Neu ist nicht das Phänomen, sondern die Dimension. Während der Pandemie habe sich die Verbreitung von Desinformationen exponentiell entwickelt, erklärt Adrian Kammer, der im BAG die Sektion Gesundheitsinformation und Kampagnen leitet. «Mit dem Einsatz der Covid-19-Impfung haben sich die Fake News auf dieses Thema konzentriert.»
Für Kammer geht es dabei um Grundsätzliches. Fake News könnten schwerwiegende Folgen für die Gesundheit haben und zu unangemessenem und riskantem Verhalten führen. «Es ist wichtig, falschen Informationen entgegenzuwirken, damit die Menschen auf der Grundlage wahrheitsgemässer Informationen über eine Impfung nachdenken und ihren persönlichen Impfentscheid treffen können», begründet er die Überlegungen des BAG. Ziel ist es, bei Fake News schnell einzugreifen und etwa mit einer Kampagne reagieren zu können. Dafür greift das Amt auf eine spezielle Software zurück. Sie liefert täglich einen Überblick über die Informationen, die in der Schweiz kursieren. «Dies ermöglicht es dem BAG, Fake-News-Themen zu erkennen, zu priorisieren und gegebenenfalls darauf zu reagieren», so Kammer.
Die Software ist eine Art Frühwarnsystem. Deren Lieferantin, die Firma Pressrelations, verspricht ein «Kommunikationscontrolling» aller relevanten Daten. Soziale Medien werden ebenso ausgewertet wie Nachrichtenportale und Zeitungen. Nach Firmenangaben ermöglicht das «Fake-News-Monitoring» so unter anderem eine Einschätzung, wie vertrauenswürdig ein Medium ist, über das eine Information verbreitet wird. Dazu werden die Quellen auf Glaubwürdigkeit und Transparenz hin geprüft und nach einem Punktesystem bewertet.
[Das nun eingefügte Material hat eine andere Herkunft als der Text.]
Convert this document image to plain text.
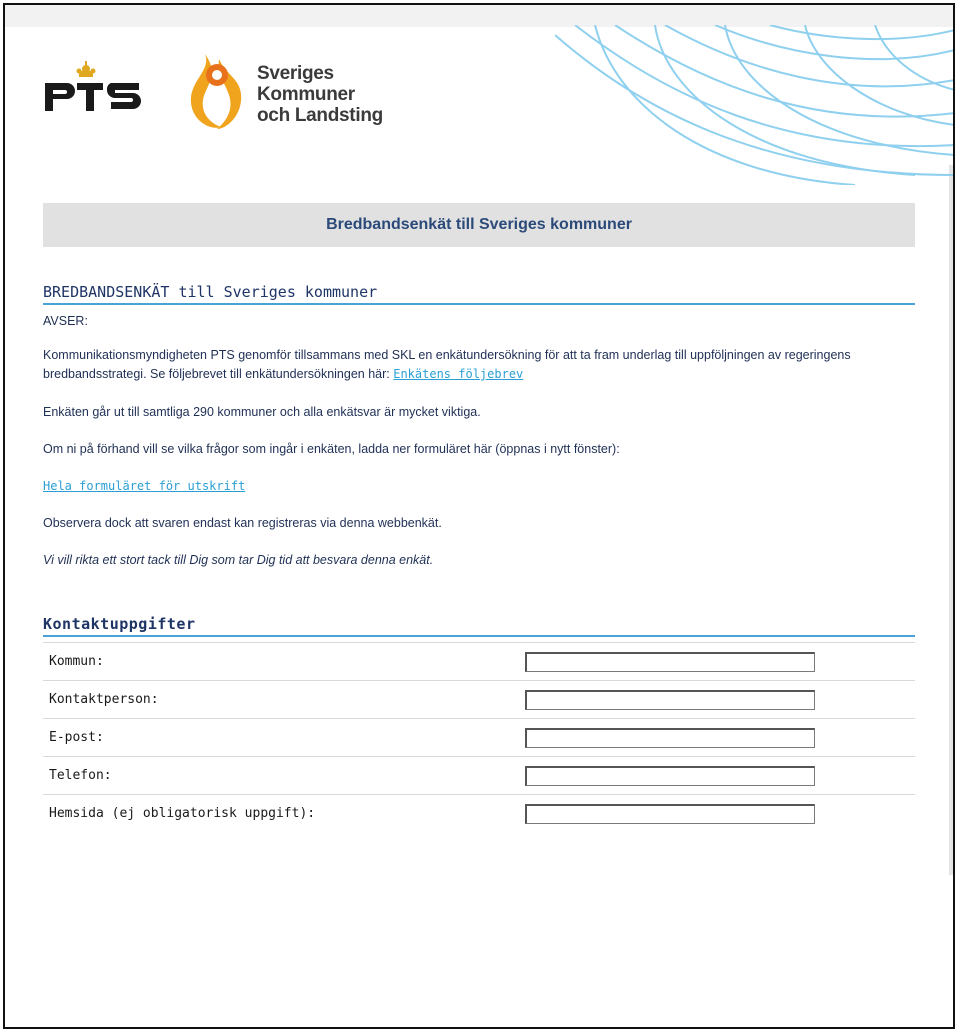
Sveriges
Kommuner
och Landsting
Bredbandsenkät till Sveriges kommuner
BREDBANDSENKÄT till Sveriges kommuner
AVSER:
Kommunikationsmyndigheten PTS genomför tillsammans med SKL en enkätundersökning för att ta fram underlag till uppföljningen av regeringens bredbandsstrategi. Se följebrevet till enkätundersökningen här: Enkätens följebrev
Enkäten går ut till samtliga 290 kommuner och alla enkätsvar är mycket viktiga.
Om ni på förhand vill se vilka frågor som ingår i enkäten, ladda ner formuläret här (öppnas i nytt fönster):
Hela formuläret för utskrift
Observera dock att svaren endast kan registreras via denna webbenkät.
Vi vill rikta ett stort tack till Dig som tar Dig tid att besvara denna enkät.
Kontaktuppgifter
Kommun:
Kontaktperson:
E-post:
Telefon:
Hemsida (ej obligatorisk uppgift):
Und was, wenn die Pandemie dereinst vorbei ist? Gerade Impfungen werden dann kaum weniger anfällig sein für Falschbehauptungen. «Falsche Informationen kursieren natürlich auch zu anderen Themen», das weiss BAG-Kadermann Adrian Kammer nur zu gut.
Angesichts der aktuellen Lage konzentriere man sich momentan jedoch auf Informationen über Corona und insbesondere über die Covid-19-Impfung. Aber: «Es ist denkbar, dieses Monitoring in Zukunft auf andere Themenbereiche auszuweiten.»
Hitzige Diskussionen entbrennen auch immer wieder in den Kommentarspalten auf den Profilen des BAG in den Sozialen Medien. Das Amt nutzt unter anderem Facebook, Instagram und Tiktok, um über Gesundheitsthemen zu informieren und – wie es heisst – mit der Bevölkerung «im Dialog zu stehen». Eine «Moderationscharta» soll einen «qualitativ guten und höflichen Austausch» sicherstellen. Falschmeldungen werden von BAG-Mitarbeitenden gelöscht oder ausgeblendet.
Am gefährlichsten sind die Menschen und Gruppierungen welche gezielt Falschinformationen mit dem Ziel der Desinformation und zur Verfolgung eigener Absichten verbreiten. Gegen solche Machenschaften sollten viel energischer vorgegangen werden.